Clark County councilors say state is withholding CARES Act funding

June 16 update:



In a letter sent out Thursday, the county says it’s being shorted $61.5 million by the state

CLARK COUNTY — The Clark County Council this week is sending a letter to Washington Gov. Jay Inslee, state legislators, and the state’s federal delegation, urging them to reconsider their disbursement of CARES Act funding for local governments.

Clark County Public Service Center. File photo
Clark County Public Service Center. File photo

In the letter, the council notes that Spokane County in eastern Washington received $91.2 million in disbursements from the federal assistance, while Clark County, with a population just 35,000 people smaller, received only $26.8 million.

“Even though Spokane County’s population is only 7.2 percent larger than Clark County’s,” the letter reads, “Spokane County received 3.4 times the CARES Act funding.”

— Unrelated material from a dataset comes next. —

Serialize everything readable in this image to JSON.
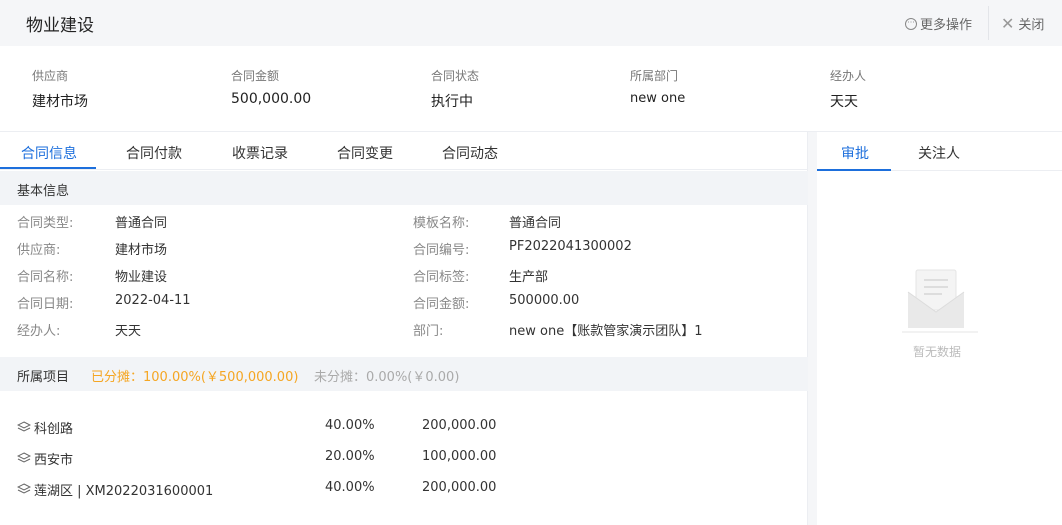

The letter says only 30 percent of the CARES Act funding intended for smaller governments in Washington state has been dispersed by the Office of Financial Management (OFM), resulting in a net loss to Clark County of $61.5 million, and $79.4 million if all local governments inside the county are included.

Clark County councilors say the county and its cities are being shorted $79.4 million in CARES Act dollars. Image courtesy Clark County Government
Clark County councilors say the county and its cities are being shorted $79.4 million in CARES Act dollars. Image courtesy Clark County Government

“The inequity in CARES Act funding is about more than just a number. It is about ensuring that every citizen in the state is covered by the same level of CARES Act funding, regardless of where they live,” the letter continues. “These funds are required to fund immediate needs in Clark County, ranging from critical public health services, to support for our vulnerable populations, and to assistance for our small businesses negatively affected by the COVID19 pandemic.”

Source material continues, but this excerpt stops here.